I agree that tweens don't want to see animated movies or anything else G-rated. They want to see an R-rated movie.

They go because their parents take them, and their parents take them because they don't want to take their kids to an R-rated movie.

It's a weird symbiosis that sustains the the strange paradox of g-rated animated features being big box office.

But that dynamic is also what excludes anything out of that niche from succeeding such as R-rated animation like "Waltz with Bashir."

Anonymous said...

I would like to add something.
I am a 16 year old honors student in high school. The majourity of the time, the G-rated movies are a whole hell of a lot better than the R-rated movies.

SO when people say that "tweens" and "teens" are not going to be into these movies, I can honestly say that myself and all of my friends love these movies MUCH more than the R-rated movies.

Take last weekend, we had the opportunity to see Crank: High Voltage or Monsters Vs.
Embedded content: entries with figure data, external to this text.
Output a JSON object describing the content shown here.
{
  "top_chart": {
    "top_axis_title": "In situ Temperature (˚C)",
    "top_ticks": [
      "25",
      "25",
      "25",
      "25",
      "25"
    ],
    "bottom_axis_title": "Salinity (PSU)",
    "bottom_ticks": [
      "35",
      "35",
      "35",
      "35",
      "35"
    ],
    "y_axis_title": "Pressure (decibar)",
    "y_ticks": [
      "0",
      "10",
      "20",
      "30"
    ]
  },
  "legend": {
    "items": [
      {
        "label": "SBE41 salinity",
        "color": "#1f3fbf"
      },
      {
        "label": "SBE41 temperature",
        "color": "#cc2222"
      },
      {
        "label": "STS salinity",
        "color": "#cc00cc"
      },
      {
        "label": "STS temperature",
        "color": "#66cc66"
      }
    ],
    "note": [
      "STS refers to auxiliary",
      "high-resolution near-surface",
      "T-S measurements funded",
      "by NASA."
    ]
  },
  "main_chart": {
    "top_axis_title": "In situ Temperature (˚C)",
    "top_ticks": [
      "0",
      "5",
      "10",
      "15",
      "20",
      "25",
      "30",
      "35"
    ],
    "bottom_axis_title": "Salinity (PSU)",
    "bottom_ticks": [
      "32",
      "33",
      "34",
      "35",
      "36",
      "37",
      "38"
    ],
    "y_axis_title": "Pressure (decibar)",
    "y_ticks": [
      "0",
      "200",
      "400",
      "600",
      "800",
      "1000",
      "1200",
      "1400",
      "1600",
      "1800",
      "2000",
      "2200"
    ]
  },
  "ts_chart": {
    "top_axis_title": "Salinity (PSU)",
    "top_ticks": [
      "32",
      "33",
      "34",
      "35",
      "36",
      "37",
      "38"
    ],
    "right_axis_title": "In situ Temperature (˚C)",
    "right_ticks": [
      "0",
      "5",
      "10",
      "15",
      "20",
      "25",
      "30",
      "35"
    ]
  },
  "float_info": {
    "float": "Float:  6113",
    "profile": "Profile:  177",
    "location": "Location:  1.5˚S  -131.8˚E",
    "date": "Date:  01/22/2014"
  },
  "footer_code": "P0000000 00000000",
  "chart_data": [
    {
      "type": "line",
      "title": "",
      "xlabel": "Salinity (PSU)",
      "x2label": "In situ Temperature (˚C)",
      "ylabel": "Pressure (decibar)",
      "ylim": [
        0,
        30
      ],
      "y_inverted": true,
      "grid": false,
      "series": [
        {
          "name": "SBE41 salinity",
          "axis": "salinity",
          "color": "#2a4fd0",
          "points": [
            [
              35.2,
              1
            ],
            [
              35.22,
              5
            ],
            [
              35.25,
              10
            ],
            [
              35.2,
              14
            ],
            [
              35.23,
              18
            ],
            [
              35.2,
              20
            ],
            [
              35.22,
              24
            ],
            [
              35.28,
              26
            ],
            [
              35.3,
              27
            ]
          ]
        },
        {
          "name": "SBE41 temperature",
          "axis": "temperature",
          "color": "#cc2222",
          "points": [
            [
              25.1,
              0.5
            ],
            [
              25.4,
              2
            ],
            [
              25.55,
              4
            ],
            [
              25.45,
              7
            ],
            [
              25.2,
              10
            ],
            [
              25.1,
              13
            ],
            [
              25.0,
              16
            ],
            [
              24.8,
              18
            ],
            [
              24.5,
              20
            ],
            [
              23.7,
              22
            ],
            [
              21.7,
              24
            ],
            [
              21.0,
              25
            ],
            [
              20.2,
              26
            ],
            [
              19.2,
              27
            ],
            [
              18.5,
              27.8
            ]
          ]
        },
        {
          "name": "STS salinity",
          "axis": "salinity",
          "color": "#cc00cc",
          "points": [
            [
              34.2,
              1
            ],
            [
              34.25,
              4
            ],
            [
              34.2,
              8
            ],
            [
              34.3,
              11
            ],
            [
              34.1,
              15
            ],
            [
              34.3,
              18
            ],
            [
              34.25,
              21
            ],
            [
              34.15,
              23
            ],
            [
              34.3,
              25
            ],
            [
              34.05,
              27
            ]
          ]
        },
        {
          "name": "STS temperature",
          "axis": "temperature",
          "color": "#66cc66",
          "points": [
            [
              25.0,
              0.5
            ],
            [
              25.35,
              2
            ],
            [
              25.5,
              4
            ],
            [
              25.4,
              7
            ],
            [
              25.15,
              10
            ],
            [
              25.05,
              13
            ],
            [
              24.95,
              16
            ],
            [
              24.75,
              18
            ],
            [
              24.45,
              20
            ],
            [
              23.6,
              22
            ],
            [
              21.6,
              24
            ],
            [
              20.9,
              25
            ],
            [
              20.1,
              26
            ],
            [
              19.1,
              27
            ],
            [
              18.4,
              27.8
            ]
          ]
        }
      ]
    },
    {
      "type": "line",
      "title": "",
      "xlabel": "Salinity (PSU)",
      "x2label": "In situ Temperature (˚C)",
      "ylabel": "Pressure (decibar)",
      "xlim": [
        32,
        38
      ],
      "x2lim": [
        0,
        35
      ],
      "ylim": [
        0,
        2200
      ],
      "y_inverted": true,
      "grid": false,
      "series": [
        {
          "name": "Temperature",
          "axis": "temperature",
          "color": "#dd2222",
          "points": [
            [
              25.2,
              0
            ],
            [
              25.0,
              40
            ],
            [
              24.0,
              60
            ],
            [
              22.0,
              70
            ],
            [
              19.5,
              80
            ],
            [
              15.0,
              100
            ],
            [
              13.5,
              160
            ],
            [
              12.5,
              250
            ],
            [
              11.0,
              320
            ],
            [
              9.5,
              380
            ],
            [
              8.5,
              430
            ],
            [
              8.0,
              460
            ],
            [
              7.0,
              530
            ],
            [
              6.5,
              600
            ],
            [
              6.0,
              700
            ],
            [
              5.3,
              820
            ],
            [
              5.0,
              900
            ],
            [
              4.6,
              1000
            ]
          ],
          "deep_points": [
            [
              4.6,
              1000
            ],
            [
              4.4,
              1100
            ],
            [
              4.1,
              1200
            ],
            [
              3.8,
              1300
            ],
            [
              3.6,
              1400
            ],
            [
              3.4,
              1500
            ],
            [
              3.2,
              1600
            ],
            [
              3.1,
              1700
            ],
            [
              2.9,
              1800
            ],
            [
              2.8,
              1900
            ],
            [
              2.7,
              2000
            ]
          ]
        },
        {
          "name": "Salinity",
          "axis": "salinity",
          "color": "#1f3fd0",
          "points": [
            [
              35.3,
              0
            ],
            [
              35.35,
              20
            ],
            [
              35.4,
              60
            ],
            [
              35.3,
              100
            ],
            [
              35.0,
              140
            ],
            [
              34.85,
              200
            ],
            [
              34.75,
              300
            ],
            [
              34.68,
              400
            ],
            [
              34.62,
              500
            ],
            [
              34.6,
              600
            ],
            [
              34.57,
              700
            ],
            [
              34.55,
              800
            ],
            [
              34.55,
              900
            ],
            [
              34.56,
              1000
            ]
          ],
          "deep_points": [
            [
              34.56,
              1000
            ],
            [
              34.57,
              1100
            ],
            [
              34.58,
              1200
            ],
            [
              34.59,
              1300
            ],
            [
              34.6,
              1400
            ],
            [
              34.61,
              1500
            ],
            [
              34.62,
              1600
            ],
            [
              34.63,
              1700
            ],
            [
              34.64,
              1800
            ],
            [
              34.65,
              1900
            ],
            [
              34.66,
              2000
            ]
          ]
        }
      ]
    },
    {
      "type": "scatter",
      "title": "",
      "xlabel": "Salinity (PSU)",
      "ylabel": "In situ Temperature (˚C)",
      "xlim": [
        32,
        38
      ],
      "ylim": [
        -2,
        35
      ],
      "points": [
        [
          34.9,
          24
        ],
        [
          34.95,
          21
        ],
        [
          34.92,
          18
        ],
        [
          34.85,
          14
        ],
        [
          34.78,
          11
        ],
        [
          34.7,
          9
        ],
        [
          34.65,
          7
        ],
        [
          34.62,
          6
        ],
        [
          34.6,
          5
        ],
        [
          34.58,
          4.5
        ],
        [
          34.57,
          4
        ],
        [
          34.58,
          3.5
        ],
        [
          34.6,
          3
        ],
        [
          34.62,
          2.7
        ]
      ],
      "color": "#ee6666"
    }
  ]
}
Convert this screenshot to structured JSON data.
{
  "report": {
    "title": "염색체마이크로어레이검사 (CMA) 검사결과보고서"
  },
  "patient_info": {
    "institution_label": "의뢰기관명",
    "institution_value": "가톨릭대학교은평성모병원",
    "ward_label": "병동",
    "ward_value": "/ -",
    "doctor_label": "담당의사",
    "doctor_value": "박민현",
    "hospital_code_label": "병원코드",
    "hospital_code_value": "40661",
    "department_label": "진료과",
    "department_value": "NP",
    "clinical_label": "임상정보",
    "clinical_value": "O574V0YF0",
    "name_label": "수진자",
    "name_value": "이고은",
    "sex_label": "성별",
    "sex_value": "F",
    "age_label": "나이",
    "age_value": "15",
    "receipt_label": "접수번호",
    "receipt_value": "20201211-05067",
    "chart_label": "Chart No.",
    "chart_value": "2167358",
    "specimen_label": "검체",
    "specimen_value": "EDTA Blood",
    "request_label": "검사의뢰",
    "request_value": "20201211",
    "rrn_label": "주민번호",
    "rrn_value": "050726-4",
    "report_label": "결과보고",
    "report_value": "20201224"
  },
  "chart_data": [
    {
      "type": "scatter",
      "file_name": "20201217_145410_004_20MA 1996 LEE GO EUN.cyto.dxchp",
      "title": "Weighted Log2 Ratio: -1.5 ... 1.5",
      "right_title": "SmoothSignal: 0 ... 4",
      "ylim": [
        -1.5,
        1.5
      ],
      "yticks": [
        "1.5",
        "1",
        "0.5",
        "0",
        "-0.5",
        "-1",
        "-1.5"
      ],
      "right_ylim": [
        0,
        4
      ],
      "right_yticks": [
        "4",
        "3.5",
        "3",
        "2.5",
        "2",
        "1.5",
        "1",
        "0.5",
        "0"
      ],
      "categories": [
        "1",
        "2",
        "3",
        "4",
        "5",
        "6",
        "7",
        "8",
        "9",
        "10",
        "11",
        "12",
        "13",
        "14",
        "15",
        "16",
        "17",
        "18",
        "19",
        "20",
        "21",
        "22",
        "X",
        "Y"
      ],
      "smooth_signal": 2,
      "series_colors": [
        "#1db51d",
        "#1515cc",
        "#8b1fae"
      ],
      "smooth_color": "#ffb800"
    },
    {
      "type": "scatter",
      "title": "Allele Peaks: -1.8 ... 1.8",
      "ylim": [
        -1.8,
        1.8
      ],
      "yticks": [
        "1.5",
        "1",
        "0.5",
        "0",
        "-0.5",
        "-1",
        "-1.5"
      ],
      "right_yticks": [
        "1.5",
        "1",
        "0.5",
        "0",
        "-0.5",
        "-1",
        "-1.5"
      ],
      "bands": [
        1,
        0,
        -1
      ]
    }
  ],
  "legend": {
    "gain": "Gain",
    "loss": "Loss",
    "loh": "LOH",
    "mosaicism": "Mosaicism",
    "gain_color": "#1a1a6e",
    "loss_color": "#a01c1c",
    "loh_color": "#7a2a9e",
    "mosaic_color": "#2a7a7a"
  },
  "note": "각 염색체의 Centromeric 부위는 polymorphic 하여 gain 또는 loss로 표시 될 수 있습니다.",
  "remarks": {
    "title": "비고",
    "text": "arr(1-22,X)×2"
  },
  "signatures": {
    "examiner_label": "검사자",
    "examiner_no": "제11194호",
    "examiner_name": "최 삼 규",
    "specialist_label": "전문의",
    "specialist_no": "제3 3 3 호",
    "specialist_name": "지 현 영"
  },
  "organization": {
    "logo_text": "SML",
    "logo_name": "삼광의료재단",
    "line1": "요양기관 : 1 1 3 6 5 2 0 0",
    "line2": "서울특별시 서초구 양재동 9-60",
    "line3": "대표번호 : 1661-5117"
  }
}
Aliens and all 10 of us said Monsters looked better than Crank.

So whoever says that Pixar and cartoon movies don't appeal to people over 8 years old. They are 100% completly wrong. Teens enjoy escaping into a world that could never be just as much as that 8 year old.

Bob and Rob Professional American Writers said...

Really looking forward to this film. It'll be interesting to see how the demographics play out.

I'm thinking if the buzz continues to be this spectacular, "Up" will be a runaway hit, even if they don't get the tweens/teens. Bob

Anonymous said...

Just by your own description and the fact that you read and post on this particular blog (not to mention use a 'u' when you spell majority)means that for good or bad you really can't speak for most of the tweens and teens and while it might not be "100% true" it's closer to the majority than the minority.

r said...

Well, I did go see Crank, and it's a piece of $@*&t!

Unfortunately....I actually enjoyed it. But it's most definetly inapropiate for the teens!!

r.

Jeremy said...

Family is what carries Pixar films to big BO numbers. Up won't crash and burn, in fact, it will make more than MVA, and perhaps neck-to-neck with Ice Age 3, even it doesn't have smartass monsters or Scrat.

Anonymous said...

The "Monster 2" script you "wrote" at Disney was horrible, btw. Awful, and not terribly creative.

Red Tango said...

I'm sick of everything being judged on what a "tween" wants to see. What about the rest of us? We used to count for something.